By Lisa Huddleston
This is not a creative or artistic or poetic attempt. What this post is is simply an informative and hopefully encouraging word for any of my readers who understand what it means to have chronic depression–or maybe any chronic illness.
For the fifth time, I am going through an adjustment period with yet another antidepressant. As the fourth one leaves my system, the fifth is building, and I am experiencing the not-so-lovely effects of nausea, irritability, anxiety, weepiness, self-hatred, and so on. Is it due to losing the previous med or introducing the latest? Who knows? And really who ever knows why exactly they are feeling as they are?
One dear friend calls me a warrior and refers to my experience as a battle.

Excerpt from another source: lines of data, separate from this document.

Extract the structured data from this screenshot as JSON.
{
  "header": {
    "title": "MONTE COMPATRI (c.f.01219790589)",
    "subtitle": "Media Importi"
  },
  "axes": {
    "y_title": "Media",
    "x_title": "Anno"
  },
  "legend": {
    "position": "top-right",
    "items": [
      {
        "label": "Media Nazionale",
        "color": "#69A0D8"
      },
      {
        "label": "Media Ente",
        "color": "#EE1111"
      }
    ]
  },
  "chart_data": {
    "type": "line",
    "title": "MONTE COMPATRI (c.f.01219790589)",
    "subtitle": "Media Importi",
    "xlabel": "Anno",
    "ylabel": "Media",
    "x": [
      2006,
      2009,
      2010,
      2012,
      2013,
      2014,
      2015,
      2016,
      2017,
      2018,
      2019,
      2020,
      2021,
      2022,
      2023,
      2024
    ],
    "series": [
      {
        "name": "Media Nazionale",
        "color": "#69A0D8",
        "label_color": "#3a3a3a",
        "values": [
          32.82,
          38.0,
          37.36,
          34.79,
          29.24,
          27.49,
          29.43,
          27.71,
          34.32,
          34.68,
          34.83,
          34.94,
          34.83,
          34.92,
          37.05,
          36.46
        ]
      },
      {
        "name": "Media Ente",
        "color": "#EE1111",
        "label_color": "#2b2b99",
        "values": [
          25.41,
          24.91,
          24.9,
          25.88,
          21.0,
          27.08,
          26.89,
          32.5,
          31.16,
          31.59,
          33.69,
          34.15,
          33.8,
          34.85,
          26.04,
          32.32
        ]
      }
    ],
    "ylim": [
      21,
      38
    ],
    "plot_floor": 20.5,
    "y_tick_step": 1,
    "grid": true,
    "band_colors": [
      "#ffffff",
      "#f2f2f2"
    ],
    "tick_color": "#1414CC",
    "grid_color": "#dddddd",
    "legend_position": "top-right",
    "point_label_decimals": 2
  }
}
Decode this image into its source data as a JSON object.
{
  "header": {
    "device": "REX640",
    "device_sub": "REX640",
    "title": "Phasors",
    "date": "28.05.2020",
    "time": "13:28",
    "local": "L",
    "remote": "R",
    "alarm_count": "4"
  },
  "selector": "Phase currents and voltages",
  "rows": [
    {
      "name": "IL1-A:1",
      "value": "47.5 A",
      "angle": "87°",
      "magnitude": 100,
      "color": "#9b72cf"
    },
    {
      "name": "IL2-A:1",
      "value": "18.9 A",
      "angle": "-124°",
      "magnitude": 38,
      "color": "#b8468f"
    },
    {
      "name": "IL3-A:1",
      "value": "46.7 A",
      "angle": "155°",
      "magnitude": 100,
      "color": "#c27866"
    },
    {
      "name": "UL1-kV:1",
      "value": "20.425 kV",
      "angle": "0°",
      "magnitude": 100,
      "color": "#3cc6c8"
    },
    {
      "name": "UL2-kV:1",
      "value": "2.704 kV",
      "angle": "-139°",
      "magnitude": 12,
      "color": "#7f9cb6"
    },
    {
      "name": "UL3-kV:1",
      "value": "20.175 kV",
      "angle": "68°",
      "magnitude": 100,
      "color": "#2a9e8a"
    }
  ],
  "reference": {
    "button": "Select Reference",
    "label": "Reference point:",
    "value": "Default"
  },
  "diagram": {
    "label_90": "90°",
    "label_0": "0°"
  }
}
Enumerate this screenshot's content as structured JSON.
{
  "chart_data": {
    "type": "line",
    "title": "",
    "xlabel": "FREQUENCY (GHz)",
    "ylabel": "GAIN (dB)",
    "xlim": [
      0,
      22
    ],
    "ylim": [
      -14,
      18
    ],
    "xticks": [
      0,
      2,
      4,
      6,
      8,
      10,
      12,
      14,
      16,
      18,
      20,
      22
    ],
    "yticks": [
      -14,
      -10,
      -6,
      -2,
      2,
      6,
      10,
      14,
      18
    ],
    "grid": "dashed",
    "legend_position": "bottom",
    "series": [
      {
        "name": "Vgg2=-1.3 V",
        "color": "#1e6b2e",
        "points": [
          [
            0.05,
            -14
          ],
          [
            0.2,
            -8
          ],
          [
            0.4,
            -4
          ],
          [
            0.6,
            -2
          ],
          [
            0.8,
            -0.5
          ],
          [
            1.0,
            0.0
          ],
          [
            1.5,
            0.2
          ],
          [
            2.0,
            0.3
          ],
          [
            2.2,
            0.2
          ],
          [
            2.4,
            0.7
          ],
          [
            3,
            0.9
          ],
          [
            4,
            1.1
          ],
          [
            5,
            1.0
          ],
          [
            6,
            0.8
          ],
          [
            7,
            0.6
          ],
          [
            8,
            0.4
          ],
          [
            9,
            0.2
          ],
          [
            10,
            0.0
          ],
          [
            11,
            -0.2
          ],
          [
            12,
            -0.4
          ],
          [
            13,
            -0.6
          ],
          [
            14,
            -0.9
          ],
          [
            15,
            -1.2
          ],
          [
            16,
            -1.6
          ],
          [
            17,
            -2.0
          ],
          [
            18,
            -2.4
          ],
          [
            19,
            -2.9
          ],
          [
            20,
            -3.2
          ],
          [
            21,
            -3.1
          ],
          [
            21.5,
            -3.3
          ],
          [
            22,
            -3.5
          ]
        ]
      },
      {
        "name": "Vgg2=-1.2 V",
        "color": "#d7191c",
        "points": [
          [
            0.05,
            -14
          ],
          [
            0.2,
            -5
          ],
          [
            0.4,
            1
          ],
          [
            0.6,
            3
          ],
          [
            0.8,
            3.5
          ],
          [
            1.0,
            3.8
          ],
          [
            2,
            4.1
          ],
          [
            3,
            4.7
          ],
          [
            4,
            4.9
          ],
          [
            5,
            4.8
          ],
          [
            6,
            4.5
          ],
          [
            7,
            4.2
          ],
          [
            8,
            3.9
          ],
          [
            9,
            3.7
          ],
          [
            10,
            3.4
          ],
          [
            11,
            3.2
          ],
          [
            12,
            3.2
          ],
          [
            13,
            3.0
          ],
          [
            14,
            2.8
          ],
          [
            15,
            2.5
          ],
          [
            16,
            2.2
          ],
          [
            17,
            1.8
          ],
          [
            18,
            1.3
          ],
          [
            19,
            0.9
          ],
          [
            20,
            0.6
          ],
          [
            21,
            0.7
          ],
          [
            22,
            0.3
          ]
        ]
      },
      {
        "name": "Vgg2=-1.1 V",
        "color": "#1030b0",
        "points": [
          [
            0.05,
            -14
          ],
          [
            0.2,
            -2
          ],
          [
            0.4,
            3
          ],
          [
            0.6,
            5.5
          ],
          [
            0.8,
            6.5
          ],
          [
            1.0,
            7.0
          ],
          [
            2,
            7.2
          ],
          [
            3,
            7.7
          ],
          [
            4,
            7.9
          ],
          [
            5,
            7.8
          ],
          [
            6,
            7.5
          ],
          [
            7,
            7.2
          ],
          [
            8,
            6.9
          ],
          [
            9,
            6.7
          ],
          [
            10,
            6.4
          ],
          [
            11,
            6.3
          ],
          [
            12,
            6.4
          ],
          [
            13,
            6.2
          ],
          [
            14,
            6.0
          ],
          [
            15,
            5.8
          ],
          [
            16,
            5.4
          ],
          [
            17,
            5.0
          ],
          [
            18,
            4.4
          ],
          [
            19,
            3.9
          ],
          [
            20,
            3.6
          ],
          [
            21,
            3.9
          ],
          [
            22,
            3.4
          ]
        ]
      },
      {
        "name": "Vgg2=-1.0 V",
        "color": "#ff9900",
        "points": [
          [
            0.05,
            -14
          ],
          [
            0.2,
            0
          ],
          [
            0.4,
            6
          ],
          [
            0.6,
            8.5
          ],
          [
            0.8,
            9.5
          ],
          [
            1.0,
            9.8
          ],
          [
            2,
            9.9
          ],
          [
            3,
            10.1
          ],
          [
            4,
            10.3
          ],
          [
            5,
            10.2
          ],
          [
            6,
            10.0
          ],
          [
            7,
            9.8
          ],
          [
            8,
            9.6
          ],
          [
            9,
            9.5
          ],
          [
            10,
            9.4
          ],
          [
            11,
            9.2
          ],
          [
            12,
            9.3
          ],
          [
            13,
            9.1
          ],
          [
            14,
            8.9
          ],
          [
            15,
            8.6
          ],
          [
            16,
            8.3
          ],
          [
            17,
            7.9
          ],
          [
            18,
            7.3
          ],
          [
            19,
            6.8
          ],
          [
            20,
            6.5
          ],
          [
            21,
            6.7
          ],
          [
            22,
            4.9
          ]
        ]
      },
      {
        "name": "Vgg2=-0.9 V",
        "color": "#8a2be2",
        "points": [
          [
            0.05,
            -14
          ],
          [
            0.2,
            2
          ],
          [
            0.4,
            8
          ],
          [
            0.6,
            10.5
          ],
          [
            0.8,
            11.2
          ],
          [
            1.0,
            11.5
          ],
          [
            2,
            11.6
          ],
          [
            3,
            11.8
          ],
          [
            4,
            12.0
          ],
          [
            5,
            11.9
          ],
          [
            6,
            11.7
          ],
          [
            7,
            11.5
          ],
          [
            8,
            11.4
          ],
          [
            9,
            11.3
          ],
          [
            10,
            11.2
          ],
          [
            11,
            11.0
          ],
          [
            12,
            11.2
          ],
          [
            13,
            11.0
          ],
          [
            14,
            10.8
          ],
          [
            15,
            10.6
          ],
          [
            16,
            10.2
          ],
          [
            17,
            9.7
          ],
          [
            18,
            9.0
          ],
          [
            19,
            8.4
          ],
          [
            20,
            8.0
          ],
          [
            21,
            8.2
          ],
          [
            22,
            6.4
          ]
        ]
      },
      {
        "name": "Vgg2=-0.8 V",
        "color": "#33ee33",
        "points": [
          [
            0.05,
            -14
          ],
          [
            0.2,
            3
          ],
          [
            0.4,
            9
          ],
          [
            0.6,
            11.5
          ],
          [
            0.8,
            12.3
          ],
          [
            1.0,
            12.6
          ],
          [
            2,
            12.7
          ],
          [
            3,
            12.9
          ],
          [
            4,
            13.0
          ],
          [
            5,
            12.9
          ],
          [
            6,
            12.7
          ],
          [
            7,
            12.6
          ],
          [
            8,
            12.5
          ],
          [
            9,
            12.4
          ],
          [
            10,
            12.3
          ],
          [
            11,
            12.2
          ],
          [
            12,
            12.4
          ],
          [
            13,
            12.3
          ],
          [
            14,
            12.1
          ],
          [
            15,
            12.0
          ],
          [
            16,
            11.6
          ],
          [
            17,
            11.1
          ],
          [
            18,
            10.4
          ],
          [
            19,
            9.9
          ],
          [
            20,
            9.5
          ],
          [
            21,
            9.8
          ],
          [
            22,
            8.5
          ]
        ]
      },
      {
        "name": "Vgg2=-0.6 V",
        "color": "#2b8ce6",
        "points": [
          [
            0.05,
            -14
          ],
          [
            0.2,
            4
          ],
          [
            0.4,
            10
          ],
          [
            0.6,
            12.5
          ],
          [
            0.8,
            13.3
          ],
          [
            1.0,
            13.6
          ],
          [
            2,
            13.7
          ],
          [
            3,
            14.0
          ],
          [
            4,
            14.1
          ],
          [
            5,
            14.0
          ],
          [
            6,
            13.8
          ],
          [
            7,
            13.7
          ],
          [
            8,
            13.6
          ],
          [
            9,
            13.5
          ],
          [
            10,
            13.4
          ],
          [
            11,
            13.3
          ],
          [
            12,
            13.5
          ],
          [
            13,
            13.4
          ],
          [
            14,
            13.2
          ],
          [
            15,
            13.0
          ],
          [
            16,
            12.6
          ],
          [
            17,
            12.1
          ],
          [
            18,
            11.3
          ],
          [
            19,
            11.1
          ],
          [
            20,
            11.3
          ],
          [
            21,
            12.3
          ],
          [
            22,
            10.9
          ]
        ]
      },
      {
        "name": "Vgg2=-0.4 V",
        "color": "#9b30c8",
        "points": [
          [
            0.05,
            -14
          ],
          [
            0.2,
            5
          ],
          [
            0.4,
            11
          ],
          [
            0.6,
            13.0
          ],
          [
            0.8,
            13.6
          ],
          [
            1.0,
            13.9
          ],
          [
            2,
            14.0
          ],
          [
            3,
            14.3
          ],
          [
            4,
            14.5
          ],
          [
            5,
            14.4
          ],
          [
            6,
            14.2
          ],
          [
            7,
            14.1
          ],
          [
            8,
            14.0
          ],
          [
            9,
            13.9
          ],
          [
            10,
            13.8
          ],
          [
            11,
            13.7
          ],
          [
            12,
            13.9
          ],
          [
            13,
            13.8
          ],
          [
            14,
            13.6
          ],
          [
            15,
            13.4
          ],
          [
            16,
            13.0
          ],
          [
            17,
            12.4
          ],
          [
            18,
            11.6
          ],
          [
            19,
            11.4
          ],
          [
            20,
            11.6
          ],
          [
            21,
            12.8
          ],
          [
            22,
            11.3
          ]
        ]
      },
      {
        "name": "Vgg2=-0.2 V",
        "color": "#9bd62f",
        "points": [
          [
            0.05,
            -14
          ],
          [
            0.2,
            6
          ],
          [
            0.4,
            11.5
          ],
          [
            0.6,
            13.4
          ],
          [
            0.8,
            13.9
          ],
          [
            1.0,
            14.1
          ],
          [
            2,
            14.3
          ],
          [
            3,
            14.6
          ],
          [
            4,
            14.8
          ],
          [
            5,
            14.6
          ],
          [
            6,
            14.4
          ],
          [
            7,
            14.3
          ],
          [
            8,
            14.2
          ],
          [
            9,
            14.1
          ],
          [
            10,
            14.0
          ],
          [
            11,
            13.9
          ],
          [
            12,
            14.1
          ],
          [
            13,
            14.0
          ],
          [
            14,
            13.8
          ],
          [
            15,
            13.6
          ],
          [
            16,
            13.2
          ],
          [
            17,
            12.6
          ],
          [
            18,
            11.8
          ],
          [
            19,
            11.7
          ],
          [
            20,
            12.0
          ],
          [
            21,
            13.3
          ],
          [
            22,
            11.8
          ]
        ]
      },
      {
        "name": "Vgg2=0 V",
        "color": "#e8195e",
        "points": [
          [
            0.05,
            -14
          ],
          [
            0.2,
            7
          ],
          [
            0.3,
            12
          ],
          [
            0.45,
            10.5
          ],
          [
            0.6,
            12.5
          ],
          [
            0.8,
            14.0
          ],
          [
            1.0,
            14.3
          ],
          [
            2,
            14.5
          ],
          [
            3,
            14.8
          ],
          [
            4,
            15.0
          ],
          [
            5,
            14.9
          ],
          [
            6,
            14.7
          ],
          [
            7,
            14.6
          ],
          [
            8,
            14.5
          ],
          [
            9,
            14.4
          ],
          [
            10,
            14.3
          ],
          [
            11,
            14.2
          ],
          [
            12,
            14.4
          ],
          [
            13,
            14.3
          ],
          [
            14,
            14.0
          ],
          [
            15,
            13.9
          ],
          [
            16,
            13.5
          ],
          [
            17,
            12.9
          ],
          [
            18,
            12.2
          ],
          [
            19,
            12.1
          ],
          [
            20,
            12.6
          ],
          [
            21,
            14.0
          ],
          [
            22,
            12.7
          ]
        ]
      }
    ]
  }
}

I guess she is right in some ways, but I really just feel more like a crappy scrap of paper being blown whichever way the wind goes.
If this new drug (to me) works–Yay! Maybe I will finally settle down and rest in some semblance of peace.
If it does not–and odds are that it will work some but not without the sad side effects of numbing my brain–I am considering an entirely new approach. Maybe I’ll write about it some time. Time will tell.
But as I wait and see, I am learning to spin yarn from raw wool. (Just go with me here. No segue–I know.) Naturally I see the similarities between this attempt and the other. I see connections between everything!
My first yarn barely resembled yarn at all. It was wooly fat blobs, thin stringy spirals, and spots that wouldn’t hold together when given even a slight tug. Fat, strung-out, and falling apart. (Mm hm.)
Now I am actually spinning real yarn. Not perfectly but better nearly every time I sit down at the wheel. Am I a yarn warrior yet? Perhaps not, but I have sweat and cursed enough to feel battle worn and torn by the learning process. And victory is in sight.
A long obedience in the same direction is the only possibility for victory. Keep spinning, my fellow warriors. So will I.